Mr. Alix, who has been in semi-retirement for several years, founded the Detroit-based turnaround and advisory firm AlixPartners and worked with GM on a number of high-profile cases in the 1990s, such as National Car Rental.
Evercore has been advising GM for many months, including on the failed merger with Chrysler LLC. Blackstone is focusing on GM’s multi-billion-dollar voluntary employee beneficiary association plan.
Legal fees alone for this bankruptcy filing will be in the billions of dollars. Unemployment benefits for all of those autoworkers won’t be cheap. With the credit markets in the state they’re in, nobody will be able to lend GM debtor in possession financing, so that will fall to the Federal government to lend, and it will be way more than the $14 billion on the table this week, and collectively – if all three go down – it will be more than the $34 billion they asked for last week.
From a car guy standpoint, we can probably forget about seeing fun cars like the Solstice, Camaro, and Corvette for a number of years. How on earth would GM be able to spend multiple millions launching the Camaro – which as a pretty dubious business case, if they need to sell 100,000 units to break even – when GM is doing things like cutting back on nightly garbage collection at workstations? Under the stewardship of a bankruptcy judge, GM won’t be able to roll out products based on emotion or nostalgia – it will be based on nothing but the business case. I’d say that in spite of the three quarters of a billion dollars already spent on the Chevy Volt program that it now faces an even more uphill climb to reach the market, because how can a company fighting for its very survival afford to produce a car that’s guaranteed to lose money from day one?
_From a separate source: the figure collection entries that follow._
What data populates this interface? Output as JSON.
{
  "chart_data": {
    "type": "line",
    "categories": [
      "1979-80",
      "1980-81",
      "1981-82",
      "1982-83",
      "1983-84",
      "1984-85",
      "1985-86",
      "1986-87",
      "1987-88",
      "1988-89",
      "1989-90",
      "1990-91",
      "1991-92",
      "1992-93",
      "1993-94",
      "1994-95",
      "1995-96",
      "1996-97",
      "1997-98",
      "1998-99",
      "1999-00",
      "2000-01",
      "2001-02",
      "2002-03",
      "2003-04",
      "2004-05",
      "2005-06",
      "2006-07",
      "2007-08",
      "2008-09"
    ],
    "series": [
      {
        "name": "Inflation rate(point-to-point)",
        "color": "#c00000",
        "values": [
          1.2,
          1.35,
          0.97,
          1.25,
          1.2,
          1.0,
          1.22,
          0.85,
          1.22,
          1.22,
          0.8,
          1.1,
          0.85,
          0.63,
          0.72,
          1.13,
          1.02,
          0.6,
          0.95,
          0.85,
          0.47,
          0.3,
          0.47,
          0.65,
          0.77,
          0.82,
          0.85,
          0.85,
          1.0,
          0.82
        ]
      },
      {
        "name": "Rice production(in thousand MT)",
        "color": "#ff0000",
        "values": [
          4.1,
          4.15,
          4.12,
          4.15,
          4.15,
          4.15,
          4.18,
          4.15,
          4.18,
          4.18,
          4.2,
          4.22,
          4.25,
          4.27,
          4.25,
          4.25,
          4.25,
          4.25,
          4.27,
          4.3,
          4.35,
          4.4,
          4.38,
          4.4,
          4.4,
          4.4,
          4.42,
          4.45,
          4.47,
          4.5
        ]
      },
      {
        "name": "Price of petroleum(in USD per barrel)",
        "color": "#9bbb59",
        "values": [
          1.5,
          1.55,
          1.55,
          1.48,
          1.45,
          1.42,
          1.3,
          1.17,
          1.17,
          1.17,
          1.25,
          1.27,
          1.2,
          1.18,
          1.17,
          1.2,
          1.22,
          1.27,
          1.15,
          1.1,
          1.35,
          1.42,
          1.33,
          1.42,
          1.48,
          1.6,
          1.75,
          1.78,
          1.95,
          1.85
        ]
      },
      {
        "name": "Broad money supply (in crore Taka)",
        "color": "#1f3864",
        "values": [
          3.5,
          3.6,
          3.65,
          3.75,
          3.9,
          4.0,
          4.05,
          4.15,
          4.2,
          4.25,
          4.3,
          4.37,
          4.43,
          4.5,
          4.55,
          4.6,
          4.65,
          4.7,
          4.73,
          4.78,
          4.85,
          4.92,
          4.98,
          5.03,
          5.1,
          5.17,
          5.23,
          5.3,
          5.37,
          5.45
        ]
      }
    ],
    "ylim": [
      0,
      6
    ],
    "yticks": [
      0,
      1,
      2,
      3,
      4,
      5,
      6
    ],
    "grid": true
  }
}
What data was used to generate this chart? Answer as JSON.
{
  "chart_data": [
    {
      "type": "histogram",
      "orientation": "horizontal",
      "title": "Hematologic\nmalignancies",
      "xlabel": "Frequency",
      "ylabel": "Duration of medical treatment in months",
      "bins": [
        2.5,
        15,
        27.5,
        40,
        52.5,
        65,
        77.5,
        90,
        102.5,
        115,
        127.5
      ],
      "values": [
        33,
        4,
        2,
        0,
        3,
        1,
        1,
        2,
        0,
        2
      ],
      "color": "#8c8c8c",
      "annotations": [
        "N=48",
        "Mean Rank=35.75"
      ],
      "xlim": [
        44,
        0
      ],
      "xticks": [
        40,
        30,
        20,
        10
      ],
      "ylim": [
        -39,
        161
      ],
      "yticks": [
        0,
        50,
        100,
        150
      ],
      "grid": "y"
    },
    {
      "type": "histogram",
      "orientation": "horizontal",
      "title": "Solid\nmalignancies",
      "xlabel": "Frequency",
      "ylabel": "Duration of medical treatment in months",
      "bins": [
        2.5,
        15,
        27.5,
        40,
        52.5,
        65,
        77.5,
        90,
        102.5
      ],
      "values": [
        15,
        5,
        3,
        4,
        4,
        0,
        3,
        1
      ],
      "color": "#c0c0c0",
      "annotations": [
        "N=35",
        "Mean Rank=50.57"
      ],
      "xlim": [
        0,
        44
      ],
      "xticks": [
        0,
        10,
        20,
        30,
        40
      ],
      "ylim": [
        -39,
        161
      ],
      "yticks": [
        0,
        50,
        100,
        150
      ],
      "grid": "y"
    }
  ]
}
I really hope that the “ahh, let ’em fail” attitude that prevailed prior to the Lehman Brothers bankruptcy (and is now tinged with regret in most corners of the market for what it did to the economy, by the way) isn’t the same thing that happens when GM and Chrysler go belly up. And when their suppliers go bankrupt and can’t build parts for Ford, guess who’s next in line for Chapter 11? This will be an ugly day all around.